‘Aşk ve Ceza’nın oyuncusu, Elle Dergisi’nin nisan sayısına röportaj verdi. Dedi ki; “Depresyon bir lüks. Benim buna ayıracak zamanım yok. Hayat çok güzel, hep şükrediyorum”...
Güçlü görünüyorsunuz. Bu bir imaj mı yoksa kendinizi gerçekten güçlü buluyor musunuz?
Evet, güçlü bir kadınım. İki ablam var, ailenin en küçük kızıyım. Ailemin prensesi olarak büyüdüm. Elimi sıcak sudan soğuk suya sokmadım. İstediklerim hep oldu. O yüzden biraz şımarık büyümüş olabilirim. Bencilim; önce kendimi, sonra karşımdakini düşünürüm.
Peki aşk devreye girince bencillik durumu ne olur?
Karşımdakinin kalıbına girmem, girersem de belli oranda olur. Bir yerde buluşman gerek. Ama büyük oranda onun hayatını yaşamam, o benim hayatımı yaşasın.
Sözünü sakınmayan, açıksözlü bir kadın olarak tanınıyorsunuz. Lakin biten evliliğinizin ardından sessiz kaldınız. Neden?
Açık sözlü olmakla başkalarının duymasına gerek olmayan şeyleri söylemek farklı şeyler. Biz bir ilişki yaşadık ve bitti. İki kişi arasında ve kapalı kapılar ardında yaşanmış bir şey... Cem artık benim arkadaşım veya dostum değil, sadece Nejat’ın babası. Tabii ki Nejat’tan dolayı görüşmeye devam ediyorum. Zaten biten hiç bir ilişkimin ardından konuşmam. Biten bir ilişkinin ardından konuşmak açıksözlülük değil, ahlaksızlıktır bence.

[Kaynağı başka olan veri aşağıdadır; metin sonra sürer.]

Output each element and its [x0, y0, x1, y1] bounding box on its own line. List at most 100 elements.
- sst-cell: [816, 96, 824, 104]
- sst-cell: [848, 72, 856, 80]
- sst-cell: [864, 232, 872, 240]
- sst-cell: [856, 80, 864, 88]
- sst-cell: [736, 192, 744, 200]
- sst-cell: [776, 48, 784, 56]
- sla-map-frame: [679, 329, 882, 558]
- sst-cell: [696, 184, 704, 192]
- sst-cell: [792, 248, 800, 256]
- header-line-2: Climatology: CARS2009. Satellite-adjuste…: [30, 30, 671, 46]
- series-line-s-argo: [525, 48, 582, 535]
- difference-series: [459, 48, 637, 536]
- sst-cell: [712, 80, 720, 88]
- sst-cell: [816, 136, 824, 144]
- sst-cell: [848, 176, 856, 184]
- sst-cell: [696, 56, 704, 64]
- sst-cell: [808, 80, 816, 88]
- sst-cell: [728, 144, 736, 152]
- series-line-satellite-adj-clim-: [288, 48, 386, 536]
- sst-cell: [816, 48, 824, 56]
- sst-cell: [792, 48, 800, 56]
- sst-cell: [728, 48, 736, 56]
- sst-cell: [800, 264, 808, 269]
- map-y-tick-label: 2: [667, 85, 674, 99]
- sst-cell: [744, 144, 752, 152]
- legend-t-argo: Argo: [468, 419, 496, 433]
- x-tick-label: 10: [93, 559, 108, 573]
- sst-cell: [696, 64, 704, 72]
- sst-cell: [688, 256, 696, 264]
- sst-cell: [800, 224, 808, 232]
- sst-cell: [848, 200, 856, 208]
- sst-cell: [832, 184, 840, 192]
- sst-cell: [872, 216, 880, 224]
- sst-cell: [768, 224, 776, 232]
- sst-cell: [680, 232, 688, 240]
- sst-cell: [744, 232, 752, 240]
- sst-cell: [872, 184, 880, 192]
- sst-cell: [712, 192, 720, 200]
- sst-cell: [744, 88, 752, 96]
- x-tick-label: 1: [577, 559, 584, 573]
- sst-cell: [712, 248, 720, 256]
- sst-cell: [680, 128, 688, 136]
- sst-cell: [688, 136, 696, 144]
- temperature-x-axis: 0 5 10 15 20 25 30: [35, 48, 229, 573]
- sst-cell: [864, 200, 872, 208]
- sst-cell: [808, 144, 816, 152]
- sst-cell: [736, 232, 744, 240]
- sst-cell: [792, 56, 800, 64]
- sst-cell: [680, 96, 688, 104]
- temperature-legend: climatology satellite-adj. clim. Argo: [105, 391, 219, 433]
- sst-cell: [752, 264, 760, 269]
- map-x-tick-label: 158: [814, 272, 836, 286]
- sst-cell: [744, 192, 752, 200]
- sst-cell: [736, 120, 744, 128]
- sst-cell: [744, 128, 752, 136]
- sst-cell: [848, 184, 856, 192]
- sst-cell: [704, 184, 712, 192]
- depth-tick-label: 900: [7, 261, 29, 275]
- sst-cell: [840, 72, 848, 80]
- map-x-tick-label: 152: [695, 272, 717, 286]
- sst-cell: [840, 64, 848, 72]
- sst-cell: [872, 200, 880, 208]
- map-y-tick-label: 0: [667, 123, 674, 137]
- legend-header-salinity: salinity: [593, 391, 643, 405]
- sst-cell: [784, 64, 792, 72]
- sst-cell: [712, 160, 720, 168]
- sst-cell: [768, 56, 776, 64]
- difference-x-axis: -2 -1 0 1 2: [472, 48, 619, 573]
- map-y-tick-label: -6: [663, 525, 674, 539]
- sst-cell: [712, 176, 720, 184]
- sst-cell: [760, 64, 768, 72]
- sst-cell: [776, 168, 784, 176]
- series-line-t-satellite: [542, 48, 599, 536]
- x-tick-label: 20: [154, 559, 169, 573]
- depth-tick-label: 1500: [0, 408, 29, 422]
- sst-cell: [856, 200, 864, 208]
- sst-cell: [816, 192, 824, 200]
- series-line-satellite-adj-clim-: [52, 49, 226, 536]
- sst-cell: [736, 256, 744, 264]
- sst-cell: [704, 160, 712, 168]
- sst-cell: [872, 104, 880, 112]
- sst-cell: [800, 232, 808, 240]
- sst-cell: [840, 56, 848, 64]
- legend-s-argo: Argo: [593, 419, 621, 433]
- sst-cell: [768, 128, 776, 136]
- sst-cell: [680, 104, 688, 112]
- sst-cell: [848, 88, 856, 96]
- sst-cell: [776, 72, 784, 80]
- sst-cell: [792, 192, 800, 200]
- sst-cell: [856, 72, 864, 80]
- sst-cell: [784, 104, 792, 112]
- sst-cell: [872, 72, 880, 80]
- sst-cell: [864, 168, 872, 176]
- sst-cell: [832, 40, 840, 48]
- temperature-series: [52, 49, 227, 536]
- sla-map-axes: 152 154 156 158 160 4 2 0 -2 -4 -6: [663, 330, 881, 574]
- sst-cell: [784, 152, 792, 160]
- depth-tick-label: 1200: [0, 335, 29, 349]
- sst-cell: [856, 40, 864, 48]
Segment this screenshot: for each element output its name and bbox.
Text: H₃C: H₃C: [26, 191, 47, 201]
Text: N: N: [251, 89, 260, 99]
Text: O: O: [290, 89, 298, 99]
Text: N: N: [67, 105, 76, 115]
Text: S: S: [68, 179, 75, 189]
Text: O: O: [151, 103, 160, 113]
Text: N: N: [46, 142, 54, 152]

Hayatınızda aşkın yeri ne?
Aşk, dünyadaki en önemli şey. Sadece bir insana duyulan aşk da değil. İşine de aşık olabilirsin. Bence hayatı yaşarken yeterince aşık ve yeterince deli olmak lazım. Bunlardan biri eksikse bir ilişkide, o iş olmaz.
Ayrılıkların ardından gelen dönemi nasıl geçiriyorsunuz?
Depresyona giremeyen bir yapım var. Çünkü içimde müthiş bir yaşam enerjisi taşıyorum. Farklılıklara kolayca uyum sağlayabiliyorum. Alışkanlıklarım var. Depresyona girmek büyük bir lüks. Bu kadar şeyle uğraşıyorum, depresyona girecek vaktim yok. Hayat çok güzel, devamlı şükrediyorum. Artık daha da farkındayım kendimin. Bir evlilik yaşadım, bir çocuğum oldu, bir başarım var. Bunlar beni büyüttü. Her sabah kalkıyorum; “Çok şükür” diyorum.